The evaluation initiative was so successful that the nonprofits participating decided to continue their work together beyond the initial scope of the project to improve their own programs and better support the children and families that they are serving. This “Unified Project Outcomes” article describes the project and established processes in far greater detail.

But I have also seen and been a part of evaluations where:

  • the methodology was flawed or weak;
  • the input data were inaccurate and full of gaps;
  • there was limited understanding of the context of the organization;
  • there was no input from relevant participants; and
  • there was no thought to the use of the data/analysis;

so that little to no value came out of them, and the learning that took place as a result was equally inconsequential.

Mccormick-foundation-logo_2xSo now to those evaluation reports that often come at the end of a project or foundation initiative, and sometimes have interim and smaller versions throughout their life span.  Except to a program officer who has to report to their director about how a contract or foundation strategy was implemented, the changes from the plan that occurred, and the value or impact of an investment or initiative, should anyone bother reading them?  From my perch, the answer is a big “Maybe.”  What does it take for an evaluation report to be worth my time to read, given the stack of other things sitting here on my desk that I am trying to carve out time to read?  A lot.

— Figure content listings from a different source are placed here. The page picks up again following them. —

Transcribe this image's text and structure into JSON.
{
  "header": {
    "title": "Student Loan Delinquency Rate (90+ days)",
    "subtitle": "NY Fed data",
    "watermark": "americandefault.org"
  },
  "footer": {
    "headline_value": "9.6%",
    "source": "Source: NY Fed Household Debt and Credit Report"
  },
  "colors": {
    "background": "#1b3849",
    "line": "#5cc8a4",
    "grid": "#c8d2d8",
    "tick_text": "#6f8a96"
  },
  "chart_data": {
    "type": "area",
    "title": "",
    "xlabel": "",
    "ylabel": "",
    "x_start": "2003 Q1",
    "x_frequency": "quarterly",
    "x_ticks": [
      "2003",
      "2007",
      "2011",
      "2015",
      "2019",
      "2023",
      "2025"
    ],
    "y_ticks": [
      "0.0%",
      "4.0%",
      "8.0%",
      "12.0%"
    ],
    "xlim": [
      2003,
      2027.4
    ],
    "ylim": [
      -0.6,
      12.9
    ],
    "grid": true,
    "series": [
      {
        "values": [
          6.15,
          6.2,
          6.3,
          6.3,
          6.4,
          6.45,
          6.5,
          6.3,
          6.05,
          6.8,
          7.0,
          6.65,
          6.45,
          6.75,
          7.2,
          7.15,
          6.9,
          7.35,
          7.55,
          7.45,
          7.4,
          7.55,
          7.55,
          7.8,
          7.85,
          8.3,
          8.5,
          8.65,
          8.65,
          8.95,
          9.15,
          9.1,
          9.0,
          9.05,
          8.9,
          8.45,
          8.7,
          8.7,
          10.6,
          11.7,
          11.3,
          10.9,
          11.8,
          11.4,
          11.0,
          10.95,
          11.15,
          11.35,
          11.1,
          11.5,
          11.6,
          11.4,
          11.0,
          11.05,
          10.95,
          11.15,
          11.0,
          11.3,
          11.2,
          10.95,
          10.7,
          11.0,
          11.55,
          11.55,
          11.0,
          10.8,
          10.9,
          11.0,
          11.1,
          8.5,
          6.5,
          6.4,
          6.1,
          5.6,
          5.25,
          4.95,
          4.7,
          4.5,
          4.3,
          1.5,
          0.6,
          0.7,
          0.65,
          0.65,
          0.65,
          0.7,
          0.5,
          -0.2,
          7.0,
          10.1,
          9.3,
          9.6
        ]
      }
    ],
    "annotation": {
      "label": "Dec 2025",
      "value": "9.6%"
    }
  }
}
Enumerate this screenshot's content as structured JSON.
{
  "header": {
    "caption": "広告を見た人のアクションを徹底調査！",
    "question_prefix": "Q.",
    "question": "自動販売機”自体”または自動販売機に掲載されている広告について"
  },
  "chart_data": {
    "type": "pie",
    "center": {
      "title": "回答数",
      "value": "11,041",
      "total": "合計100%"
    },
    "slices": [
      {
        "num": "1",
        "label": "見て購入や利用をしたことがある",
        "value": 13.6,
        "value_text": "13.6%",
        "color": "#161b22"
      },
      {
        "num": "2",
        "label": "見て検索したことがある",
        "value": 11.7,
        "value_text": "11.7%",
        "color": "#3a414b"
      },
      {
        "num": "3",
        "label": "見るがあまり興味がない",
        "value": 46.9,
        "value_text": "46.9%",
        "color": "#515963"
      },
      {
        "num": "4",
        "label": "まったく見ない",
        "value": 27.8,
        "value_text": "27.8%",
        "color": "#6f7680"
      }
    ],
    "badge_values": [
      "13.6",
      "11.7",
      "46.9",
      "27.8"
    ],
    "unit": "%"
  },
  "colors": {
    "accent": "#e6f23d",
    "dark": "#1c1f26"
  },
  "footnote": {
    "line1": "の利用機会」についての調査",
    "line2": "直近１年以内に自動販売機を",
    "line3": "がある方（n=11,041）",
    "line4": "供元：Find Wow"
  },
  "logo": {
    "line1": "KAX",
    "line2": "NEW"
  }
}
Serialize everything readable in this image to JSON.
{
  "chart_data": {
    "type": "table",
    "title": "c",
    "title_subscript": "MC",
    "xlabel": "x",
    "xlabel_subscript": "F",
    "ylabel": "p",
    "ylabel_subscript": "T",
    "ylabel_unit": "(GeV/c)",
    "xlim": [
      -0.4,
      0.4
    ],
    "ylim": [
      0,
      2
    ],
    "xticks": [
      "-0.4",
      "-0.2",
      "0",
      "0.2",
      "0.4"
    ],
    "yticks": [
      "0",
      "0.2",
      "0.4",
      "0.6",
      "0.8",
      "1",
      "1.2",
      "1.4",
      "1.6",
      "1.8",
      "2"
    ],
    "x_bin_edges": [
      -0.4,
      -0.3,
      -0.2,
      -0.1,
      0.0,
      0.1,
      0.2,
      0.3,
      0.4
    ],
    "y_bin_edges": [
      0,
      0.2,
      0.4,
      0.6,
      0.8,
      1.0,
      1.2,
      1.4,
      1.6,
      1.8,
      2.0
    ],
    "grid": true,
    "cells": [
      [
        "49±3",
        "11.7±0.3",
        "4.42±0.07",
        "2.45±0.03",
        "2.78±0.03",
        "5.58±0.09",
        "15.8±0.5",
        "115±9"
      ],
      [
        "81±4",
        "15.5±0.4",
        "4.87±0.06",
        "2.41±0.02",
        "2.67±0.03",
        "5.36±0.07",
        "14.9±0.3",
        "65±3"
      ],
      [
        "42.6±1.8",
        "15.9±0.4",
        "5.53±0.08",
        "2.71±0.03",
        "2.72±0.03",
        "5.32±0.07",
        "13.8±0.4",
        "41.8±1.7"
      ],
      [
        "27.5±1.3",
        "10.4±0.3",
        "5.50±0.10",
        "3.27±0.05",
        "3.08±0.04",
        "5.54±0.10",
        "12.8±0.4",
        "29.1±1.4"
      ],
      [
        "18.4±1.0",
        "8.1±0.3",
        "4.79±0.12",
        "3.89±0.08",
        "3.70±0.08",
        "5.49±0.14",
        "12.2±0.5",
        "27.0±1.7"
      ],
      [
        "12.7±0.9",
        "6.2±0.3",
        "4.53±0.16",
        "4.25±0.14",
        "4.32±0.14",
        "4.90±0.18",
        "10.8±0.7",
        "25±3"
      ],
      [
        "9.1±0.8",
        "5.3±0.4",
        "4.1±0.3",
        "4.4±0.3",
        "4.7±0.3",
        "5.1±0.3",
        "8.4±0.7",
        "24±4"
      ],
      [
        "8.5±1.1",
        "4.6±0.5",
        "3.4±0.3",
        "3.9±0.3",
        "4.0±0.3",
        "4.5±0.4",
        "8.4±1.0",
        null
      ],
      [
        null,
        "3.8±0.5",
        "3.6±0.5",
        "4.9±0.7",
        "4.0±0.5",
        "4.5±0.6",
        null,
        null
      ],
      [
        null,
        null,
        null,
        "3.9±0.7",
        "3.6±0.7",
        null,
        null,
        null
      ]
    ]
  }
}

  1. It has to be an evaluation and not a PR piece. Too often, "evaluation" reports provide a cleaned up version of what really occurred in a program, with none of the information about how and why an initiative or organization functioned as it did, and the data all point to its success.  This is not to say that initiatives/organizations can’t be successful.  But no project or organization works perfectly, and if I don’t see critical concerns/problems/caveats identified, my guess is that I’m not getting the whole story, and its value to me drops precipitously.
  2. It has to provide relevant context. To read an evaluation of a multi-organizational collaboration in Illinois without placing its fiscal challenges within the context of our state’s ongoing budget crisis, or to read about a university-sponsored community-based educational program without knowing the long history of mistrust between the school and the community, or any other of the relevant and critical contextual pieces that are effect a program, initiative or organization makes that evaluation of little value.  Placed within a nuanced set of circumstances significantly improves the possibility that the knowledge is transferable to other settings.
  3. It has to be clear and as detailed as possible about the populations that it is serving. Too often, I read evaluations that leave out critical information about who they were targeting and who participated or was served.
  4. The evaluation’s methodology must be described with sufficient detail so that I have confidence that it used an appropriate and skillful approach to its design and implementation as well as the analysis of the data. I also pay great attention to what extent those who were the focus of the evaluation participated in the evaluation’s design, the questions being addressed, the methodology being used, and the analysis of the data.
  5. And finally, in order to get read, the evaluation has to be something I know exists, or something I can easily find. If it exists in a repository like IssueLab, my chances of finding it increase significantly.  After all, even if it’s good, it is even better if it is #OpenForGood for others, like me, to learn from it.

When these conditions are met, the answer to the question, “Are evaluations worth reading?” is an unequivocal “YES!,” if you value learning from others’ experiences and using that knowledge to inform and guide your own work.